I remember bringing this little puppy home. Logan was asleep. Chico sniffed the floor following the path Logan had taken before we laid him down.
Sandra took a little car and ran it up and down his back. Chico sat and smiled, wagging his tail.
Logan at some point in time cried and Chico immediately went searching for the little boy. He loved the kids naturally and easily.
With my depression Chico had begun to be my "service dog". Sensing my moods, my needs, taking care of me.
It is amazing how attached we become to someone, something, in such a short period of time. Our emotions being tied to this animal, this dog...
At first just Sandra claimed this dog as her own. Recently my son has begun to play and love on him as well.
The kids playing fetch, tug-a-war, cuddling underneath the table. If you saw the kids, Chico was not far behind.
Our Chico was roughly two years old. Still smelled like puppy in his ears. A love bug who needed to be cuddled and kissed. Playful and sweet with children of all ages and sizes. This fearful creature was anything but something to be feared.

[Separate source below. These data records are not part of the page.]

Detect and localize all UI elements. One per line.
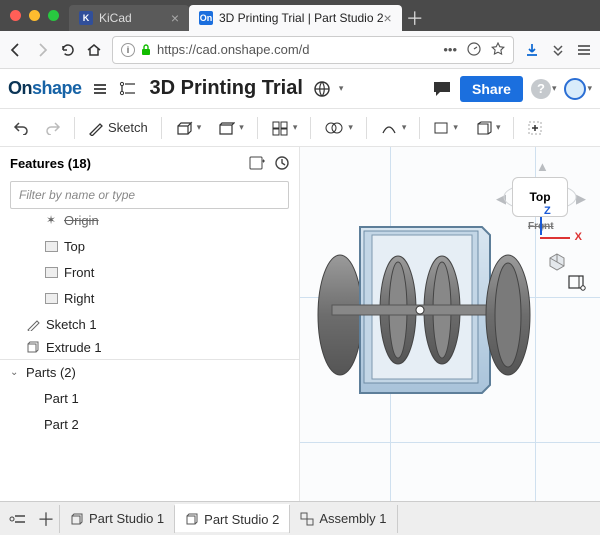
transform-button[interactable]: ▾ <box>375 117 412 139</box>
globe-icon[interactable] <box>313 80 331 98</box>
bookmark-star-icon[interactable] <box>491 42 505 57</box>
extrude-icon <box>26 340 40 354</box>
surface-button[interactable]: ▾ <box>469 117 506 139</box>
feature-toolbar: Sketch ▾ ▾ ▾ ▾ ▾ ▾ ▾ <box>0 109 600 147</box>
tab-assembly-1[interactable]: Assembly 1 <box>289 505 397 533</box>
reload-button[interactable] <box>60 42 76 58</box>
share-button[interactable]: Share <box>460 76 523 102</box>
tab-part-studio-1[interactable]: Part Studio 1 <box>59 505 175 533</box>
comments-icon[interactable] <box>432 79 452 99</box>
chevron-down-icon[interactable]: ⌄ <box>10 367 18 378</box>
tab-label: 3D Printing Trial | Part Studio 2 <box>219 11 384 25</box>
features-header: Features (18) <box>0 147 299 179</box>
lock-icon <box>141 44 151 56</box>
tab-close-icon[interactable]: × <box>384 10 392 26</box>
parts-header[interactable]: ⌄ Parts (2) <box>0 359 299 385</box>
home-button[interactable] <box>86 42 102 58</box>
fillet-button[interactable]: ▾ <box>266 117 303 139</box>
add-custom-button[interactable] <box>522 117 548 139</box>
tree-toggle-icon[interactable] <box>118 79 138 99</box>
section-view-icon[interactable] <box>568 275 586 291</box>
tab-part-studio-2[interactable]: Part Studio 2 <box>174 504 290 532</box>
view-cube-face[interactable]: Top <box>512 177 568 217</box>
tab-bar: ＋ Part Studio 1 Part Studio 2 Assembly 1 <box>0 501 600 535</box>
browser-toolbar: i https://cad.onshape.com/d ••• <box>0 31 600 69</box>
document-menu-icon[interactable] <box>90 79 110 99</box>
chevron-down-icon[interactable]: ▾ <box>339 83 344 94</box>
plane-icon <box>44 239 58 253</box>
tab-manager-icon[interactable] <box>4 505 32 533</box>
workspace: Features (18) Filter by name or type ✶ O… <box>0 147 600 501</box>
window-close-button[interactable] <box>10 10 21 21</box>
browser-tab-strip: K KiCad × On 3D Printing Trial | Part St… <box>0 0 600 31</box>
tree-item-part[interactable]: Part 2 <box>0 411 299 437</box>
view-cube[interactable]: ▲ ◀ ▶ ▼ Top Z Front X <box>492 159 588 279</box>
plane-icon <box>44 291 58 305</box>
add-tab-button[interactable]: ＋ <box>32 505 60 533</box>
extrude-button[interactable]: ▾ <box>170 117 207 139</box>
reader-icon[interactable] <box>467 42 481 57</box>
url-text: https://cad.onshape.com/d <box>157 42 309 57</box>
user-avatar[interactable] <box>564 78 586 100</box>
address-bar[interactable]: i https://cad.onshape.com/d ••• <box>112 36 514 64</box>
add-feature-icon[interactable] <box>249 156 265 170</box>
chevron-down-icon[interactable]: ▾ <box>587 83 592 94</box>
tree-item-sketch1[interactable]: Sketch 1 <box>0 311 299 337</box>
onshape-logo[interactable]: Onshape <box>8 78 82 99</box>
boolean-button[interactable]: ▾ <box>319 117 358 139</box>
site-info-icon[interactable]: i <box>121 43 135 57</box>
tree-item-front[interactable]: Front <box>0 259 299 285</box>
tree-item-right[interactable]: Right <box>0 285 299 311</box>
origin-icon: ✶ <box>44 215 58 227</box>
filter-input[interactable]: Filter by name or type <box>10 181 289 209</box>
tab-close-icon[interactable]: × <box>171 10 179 26</box>
window-minimize-button[interactable] <box>29 10 40 21</box>
sketch-icon <box>26 317 40 331</box>
new-tab-button[interactable]: ＋ <box>402 5 428 31</box>
tab-label: KiCad <box>99 11 132 25</box>
browser-tab-onshape[interactable]: On 3D Printing Trial | Part Studio 2 × <box>189 5 402 31</box>
plane-icon <box>44 265 58 279</box>
browser-tab-kicad[interactable]: K KiCad × <box>69 5 189 31</box>
redo-button[interactable] <box>40 118 66 138</box>
tree-item-part[interactable]: Part 1 <box>0 385 299 411</box>
page-actions-icon[interactable]: ••• <box>443 42 457 57</box>
undo-button[interactable] <box>8 118 34 138</box>
help-button[interactable]: ? <box>531 79 551 99</box>
plane-button[interactable]: ▾ <box>428 117 463 139</box>
feature-tree: ✶ Origin Top Front Right Sketch 1 Ext <box>0 215 299 501</box>
tree-item-extrude1[interactable]: Extrude 1 <box>0 337 299 357</box>
feature-tree-panel: Features (18) Filter by name or type ✶ O… <box>0 147 300 501</box>
rollback-icon[interactable] <box>275 156 289 170</box>
document-title[interactable]: 3D Printing Trial <box>150 77 303 100</box>
hamburger-menu-icon[interactable] <box>576 42 592 58</box>
chevron-down-icon[interactable]: ▾ <box>552 83 557 94</box>
tab-favicon-onshape: On <box>199 11 213 25</box>
graphics-canvas[interactable]: ▲ ◀ ▶ ▼ Top Z Front X <box>300 147 600 501</box>
tab-favicon-kicad: K <box>79 11 93 25</box>
revolve-button[interactable]: ▾ <box>212 117 249 139</box>
download-icon[interactable] <box>524 42 540 58</box>
axis-x-label: X <box>575 231 582 243</box>
window-zoom-button[interactable] <box>48 10 59 21</box>
tree-item-top[interactable]: Top <box>0 233 299 259</box>
overflow-chevron-icon[interactable] <box>550 42 566 58</box>
sketch-button[interactable]: Sketch <box>83 117 153 139</box>
back-button[interactable] <box>8 42 24 58</box>
iso-cube-icon[interactable] <box>548 253 566 271</box>
app-header: Onshape 3D Printing Trial ▾ Share ? ▾ ▾ <box>0 69 600 109</box>
tree-item-origin[interactable]: ✶ Origin <box>0 215 299 233</box>
window-controls <box>10 10 59 21</box>
forward-button[interactable] <box>34 42 50 58</box>
axis-z-label: Z <box>544 205 551 217</box>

As long as you were not hurting his kids that is.
Today the children and I walked over to the neighbors. As the children played together Chico sat anxiously awaiting his kids. Walking back and forth, following the sounds of the children with his ears, eyes, and chest.
The body language of a dog is amazing if you watch carefully.
As I was helping Logan onto the trampoline, Chico snuck over and was hiding underneath. I turned and saw our dog staring up at the feet of the children. His children that he protects and loves.
I hollered for him to go back to our yard, slowly he turned and went past the tree line. Moments later our sweet dog had been hit and killed by a truck.
I tried to stop it. Hollering for him, going towards him. It was too late. The driver got out and apologized, it wasn't his fault. This stranger, with tears in his eyes carried my sweet boy to the side of the road out of the children's view.
As we moved back towards the house Diesel strayed away from me. I bent to pet him and pulled away. Coming inside Diesel grabbed a dog toy and dropped it at Sandra's feet. There he sat looking at her. She
gave him a hug.
I have not told my children that their dog is gone. Their dad needs to be here so we can do it as a family. When we lost Jacki, before Logan was born, Sandra had nightmares and was angry with me. She was barely two.
Now my son is two and my daughter is four. I have no idea what to expect as reactions. We will plant a tree above his grave. A tree that we pick out as a family, just as we had done with Jacki.
It is hard to teach someone how to say goodbye. Especially when it is goodbye for good to someone they love. To my blockhead, my service puppy, we loved you and you will be missed.
Desiree I am so sorry for the loss of your puppy. I am glad the stranger stopped so many do not. You are in my thoughts.